Auditer un fournisseur restauration : fabricant, importateur ou revendeur

La première chose à établir n'est pas la gamme mais le rôle exact de l'interlocuteur. Beaucoup de sites présentent un catalogue de matériel sans rien fabriquer, et cette distinction décide de qui détient les documents et de qui répondra quand une machine tombera en panne.

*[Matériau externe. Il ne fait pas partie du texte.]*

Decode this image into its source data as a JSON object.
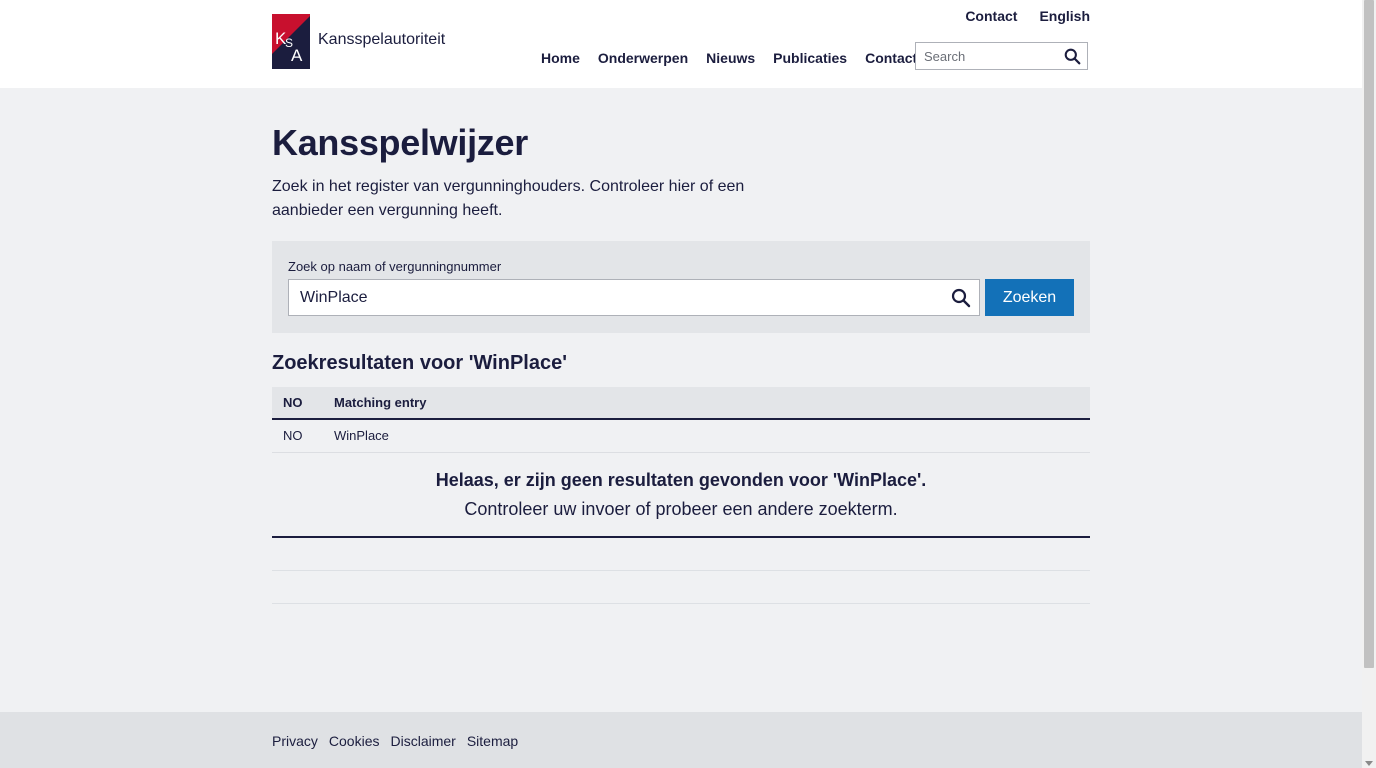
{
  "header": {
    "logo_text": "Kansspelautoriteit",
    "utility_nav": [
      "Contact",
      "English"
    ],
    "main_nav": [
      "Home",
      "Onderwerpen",
      "Nieuws",
      "Publicaties",
      "Contact"
    ],
    "search_placeholder": "Search"
  },
  "main": {
    "title": "Kansspelwijzer",
    "intro": "Zoek in het register van vergunninghouders. Controleer hier of een aanbieder een vergunning heeft.",
    "search": {
      "label": "Zoek op naam of vergunningnummer",
      "value": "WinPlace",
      "submit_label": "Zoeken"
    },
    "results": {
      "heading": "Zoekresultaten voor 'WinPlace'",
      "columns": [
        "NO",
        "Matching entry"
      ],
      "rows": [
        [
          "NO",
          "WinPlace"
        ]
      ],
      "no_results_title": "Helaas, er zijn geen resultaten gevonden voor 'WinPlace'.",
      "no_results_hint": "Controleer uw invoer of probeer een andere zoekterm."
    }
  },
  "footer": {
    "links": [
      "Privacy",
      "Cookies",
      "Disclaimer",
      "Sitemap"
    ]
  },
  "colors": {
    "brand_navy": "#1b1d3e",
    "brand_red": "#c8102e",
    "accent_blue": "#1371b8",
    "page_bg": "#f0f1f3"
  },
  "icons": {
    "header_search": "search-icon",
    "main_search": "search-icon"
  }
}
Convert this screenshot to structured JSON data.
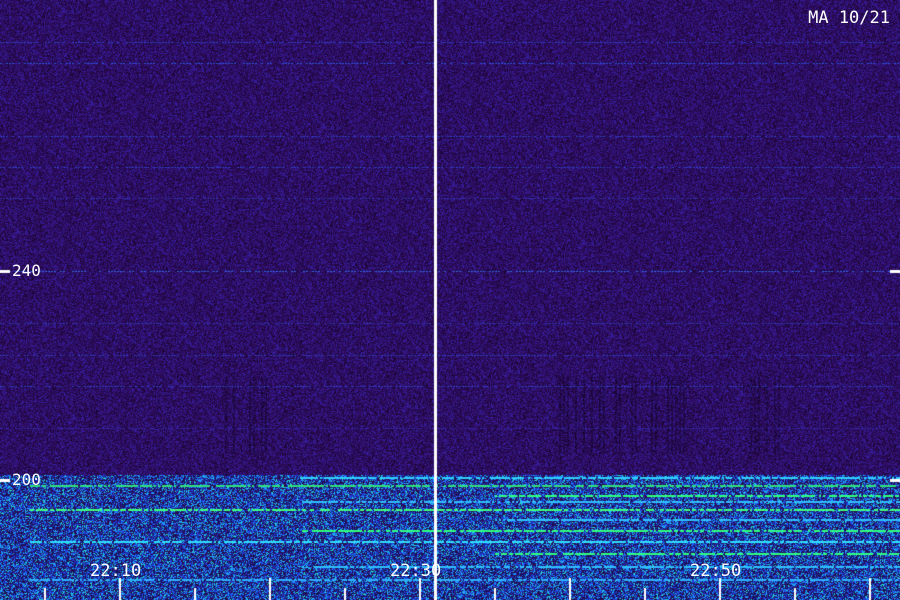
{
  "chart_data": {
    "type": "heatmap",
    "title": "MA 10/21",
    "y_ticks": [
      {
        "value": 240,
        "label": "240"
      },
      {
        "value": 200,
        "label": "200"
      }
    ],
    "ylim": [
      177,
      292
    ],
    "x_ticks": [
      {
        "value": "22:10",
        "label": "22:10"
      },
      {
        "value": "22:30",
        "label": "22:30"
      },
      {
        "value": "22:50",
        "label": "22:50"
      }
    ],
    "xlim": [
      "22:02",
      "23:02"
    ],
    "minor_tick_interval_minutes": 5,
    "cursor_time": "22:31",
    "colormap": [
      "#2a0a52",
      "#3a1aa0",
      "#3060ff",
      "#20c0ff",
      "#30ff80"
    ],
    "background_color": "#2a0a52",
    "signal_band": {
      "from": 177,
      "to": 201
    },
    "horizontal_lines": [
      {
        "y": 284,
        "color": "#3050e0"
      },
      {
        "y": 280,
        "color": "#2a6aff"
      },
      {
        "y": 266,
        "color": "#3050e0"
      },
      {
        "y": 260,
        "color": "#3050e0"
      },
      {
        "y": 254,
        "color": "#3040c0"
      },
      {
        "y": 240,
        "color": "#3080ff"
      },
      {
        "y": 230,
        "color": "#3040c0"
      },
      {
        "y": 224,
        "color": "#3048d0"
      },
      {
        "y": 218,
        "color": "#3050e0"
      },
      {
        "y": 210,
        "color": "#3a30c0"
      }
    ],
    "bright_lines": [
      {
        "y": 200.5,
        "color": "#30d0ff"
      },
      {
        "y": 199.0,
        "color": "#30e080"
      },
      {
        "y": 197.2,
        "color": "#30ff80"
      },
      {
        "y": 196.0,
        "color": "#30c0ff"
      },
      {
        "y": 194.5,
        "color": "#40ff80"
      },
      {
        "y": 192.6,
        "color": "#30c0ff"
      },
      {
        "y": 190.5,
        "color": "#30ff80"
      },
      {
        "y": 188.3,
        "color": "#30e0ff"
      },
      {
        "y": 186.0,
        "color": "#30ff80"
      },
      {
        "y": 183.5,
        "color": "#30c0ff"
      },
      {
        "y": 181.0,
        "color": "#30b0ff"
      }
    ]
  }
}
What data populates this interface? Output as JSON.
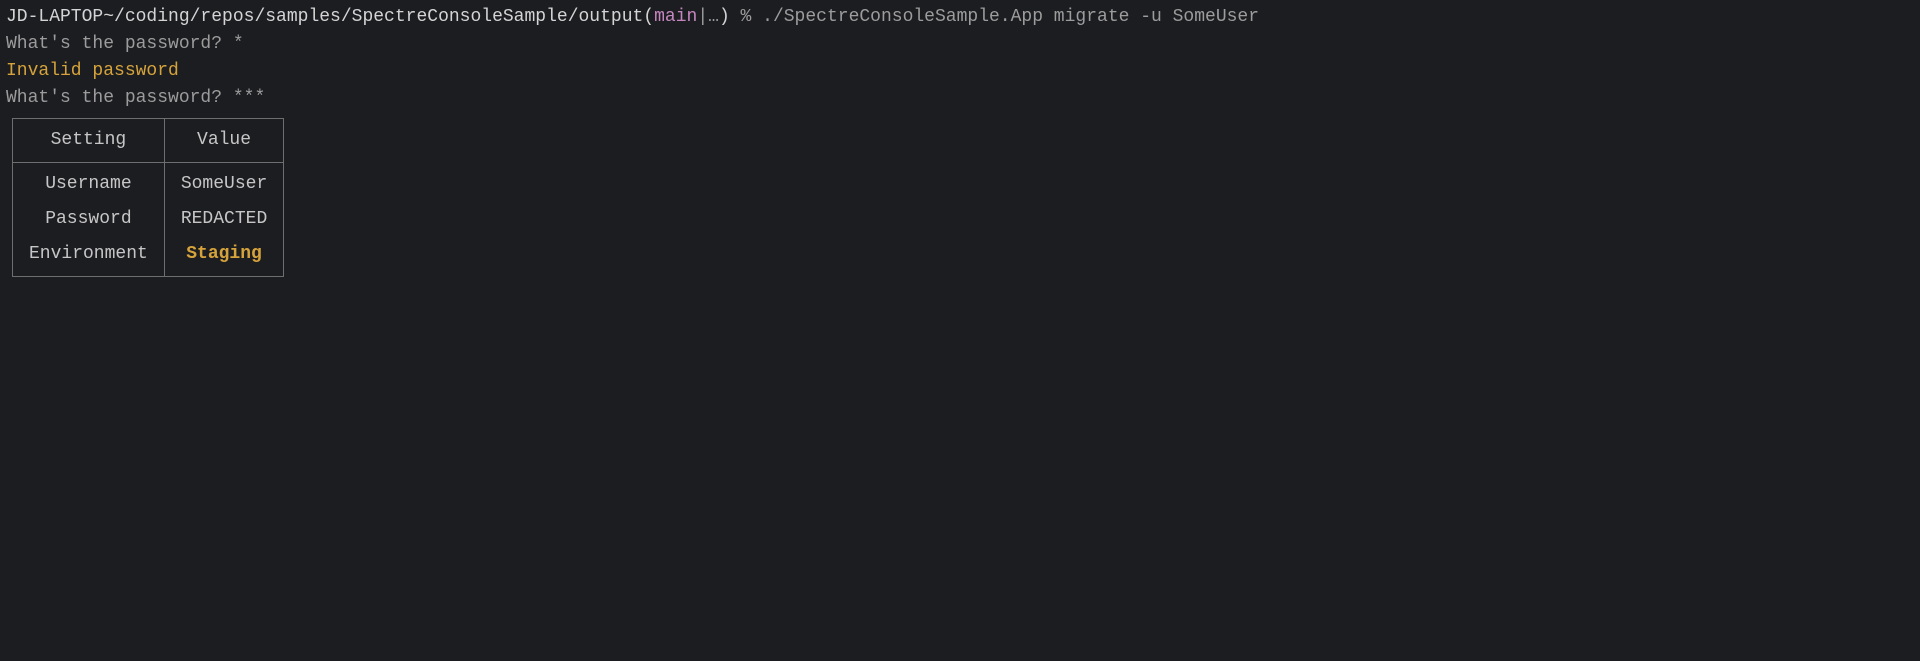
{
  "prompt": {
    "host_path": "JD-LAPTOP~/coding/repos/samples/SpectreConsoleSample/output(",
    "branch": "main",
    "branch_meta": "|…",
    "close_paren": ")",
    "percent": " % ",
    "command": "./SpectreConsoleSample.App migrate -u SomeUser"
  },
  "lines": {
    "q1": "What's the password? *",
    "error": "Invalid password",
    "q2": "What's the password? ***"
  },
  "table": {
    "headers": [
      "Setting",
      "Value"
    ],
    "rows": [
      {
        "setting": "Username",
        "value": "SomeUser",
        "accent": false
      },
      {
        "setting": "Password",
        "value": "REDACTED",
        "accent": false
      },
      {
        "setting": "Environment",
        "value": "Staging",
        "accent": true
      }
    ]
  }
}
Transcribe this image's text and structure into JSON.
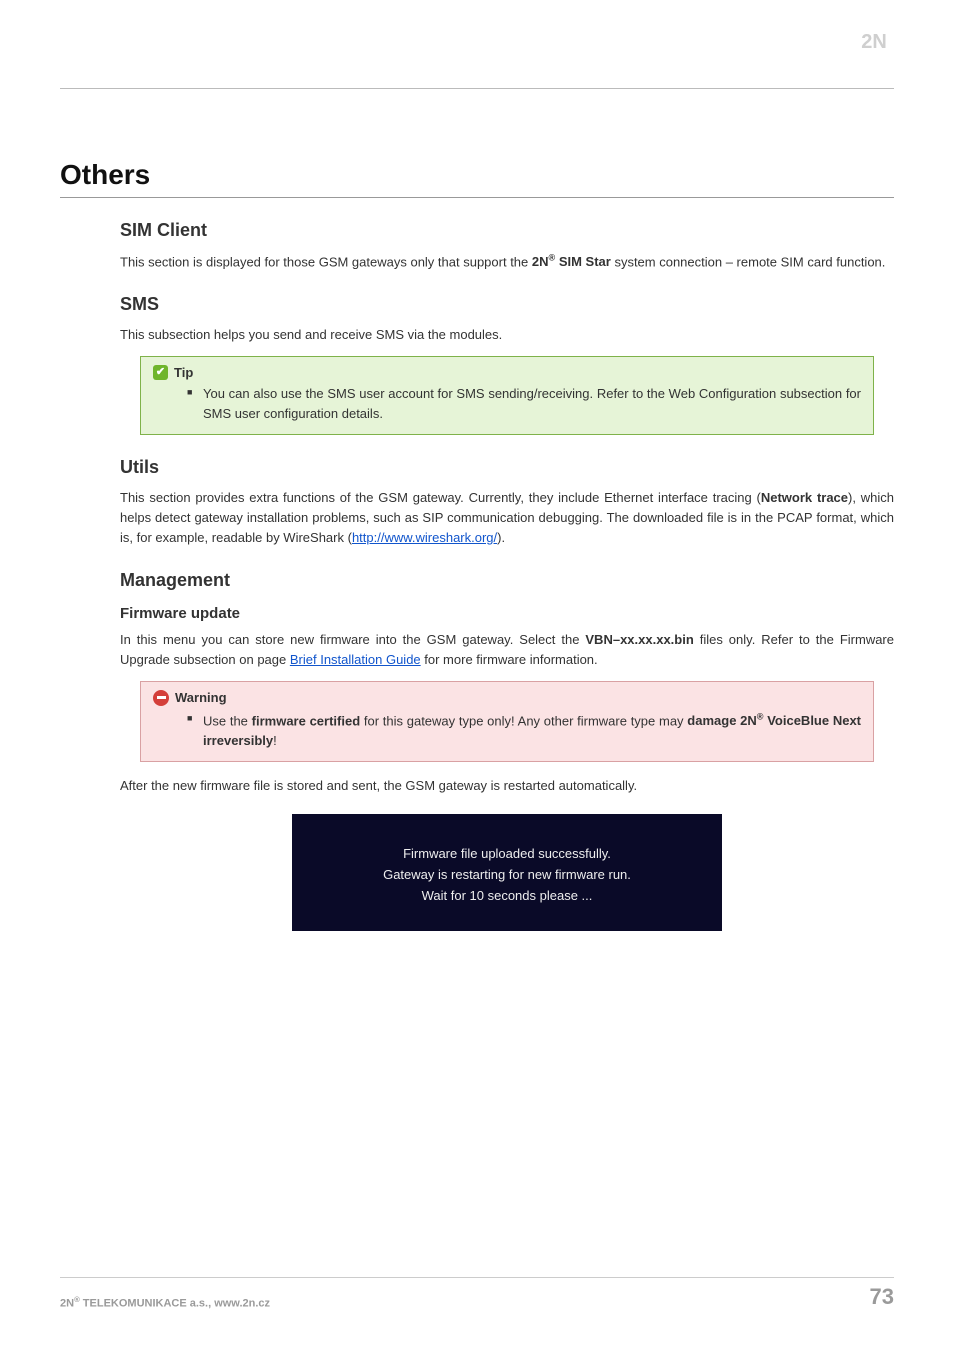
{
  "logo_alt": "2N",
  "h1": "Others",
  "sections": {
    "sim": {
      "heading": "SIM Client",
      "para_pre": "This section is displayed for those GSM gateways only that support the ",
      "brand_pre": "2N",
      "brand_sup": "®",
      "brand_post": " SIM Star",
      "para_post": " system connection – remote SIM card function."
    },
    "sms": {
      "heading": "SMS",
      "para": "This subsection helps you send and receive SMS via the modules.",
      "tip_label": "Tip",
      "tip_text": "You can also use the SMS user account for SMS sending/receiving. Refer to the Web Configuration subsection for SMS user configuration details."
    },
    "utils": {
      "heading": "Utils",
      "para_a": "This section provides extra functions of the GSM gateway. Currently, they include Ethernet interface tracing (",
      "bold": "Network trace",
      "para_b": "), which helps detect gateway installation problems, such as SIP communication debugging. The downloaded file is in the PCAP format, which is, for example, readable by WireShark (",
      "link": "http://www.wireshark.org/",
      "para_c": ")."
    },
    "mgmt": {
      "heading": "Management",
      "fw_heading": "Firmware update",
      "fw_a": "In this menu you can store new firmware into the GSM gateway. Select the ",
      "fw_bold": "VBN–xx.xx.xx.bin",
      "fw_b": " files only. Refer to the Firmware Upgrade subsection on page ",
      "fw_link": "Brief Installation Guide",
      "fw_c": " for more firmware information.",
      "warn_label": "Warning",
      "warn_a": "Use the ",
      "warn_bold1": "firmware certified",
      "warn_b": " for this gateway type only! Any other firmware type may ",
      "warn_bold2": "damage 2N",
      "warn_sup": "®",
      "warn_bold3": " VoiceBlue Next irreversibly",
      "warn_c": "!",
      "after": "After the new firmware file is stored and sent, the GSM gateway is restarted automatically.",
      "status1": "Firmware file uploaded successfully.",
      "status2": "Gateway is restarting for new firmware run.",
      "status3": "Wait for 10 seconds please ..."
    }
  },
  "footer": {
    "left_a": "2N",
    "left_sup": "®",
    "left_b": " TELEKOMUNIKACE a.s., www.2n.cz",
    "page": "73"
  }
}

RôleCe qu'il détientCe qu'il ne pourra pas faire
Fabricant européenLe dossier technique, la déclaration de conformité, les piècesRarement du sur-mesure hors de son catalogue de tôlerie
Importateur établi dans l'UnionLa responsabilité de mise sur le marché et le stock de piècesModifier un produit sans redevenir fabricant au sens du droit
Revendeur ou négociantUn catalogue multi-marques et une force de venteFournir un dossier technique qu'il n'a jamais eu
Atelier de tôlerie inoxL'outil de découpe, de pliage et de soudureTraiter le froid et l'électronique embarquée

À distance, avant le moindre déplacement

  • vérifier l'existence juridique de la société et l'adresse de production, distincte du siège commercial
  • demander une déclaration de conformité complète pour une référence précise, pas un certificat générique
  • réclamer la notice d'utilisation et de maintenance en français, condition de mise sur le marché
  • obtenir la liste des pièces d'usure et l'organisation prévue pour les fournir
  • faire préciser qui intervient physiquement en cas de panne sur le territoire où le matériel sera installé

Sur place, ce qu'on regarde vraiment

Un atelier se juge sur ses postes de soudure et sur la propreté de ses finitions, pas sur son showroom. Sur une plonge ou une table, l'angle rentrant mal fini est le défaut qui rend le nettoyage impossible et fait échouer un contrôle sanitaire des années plus tard.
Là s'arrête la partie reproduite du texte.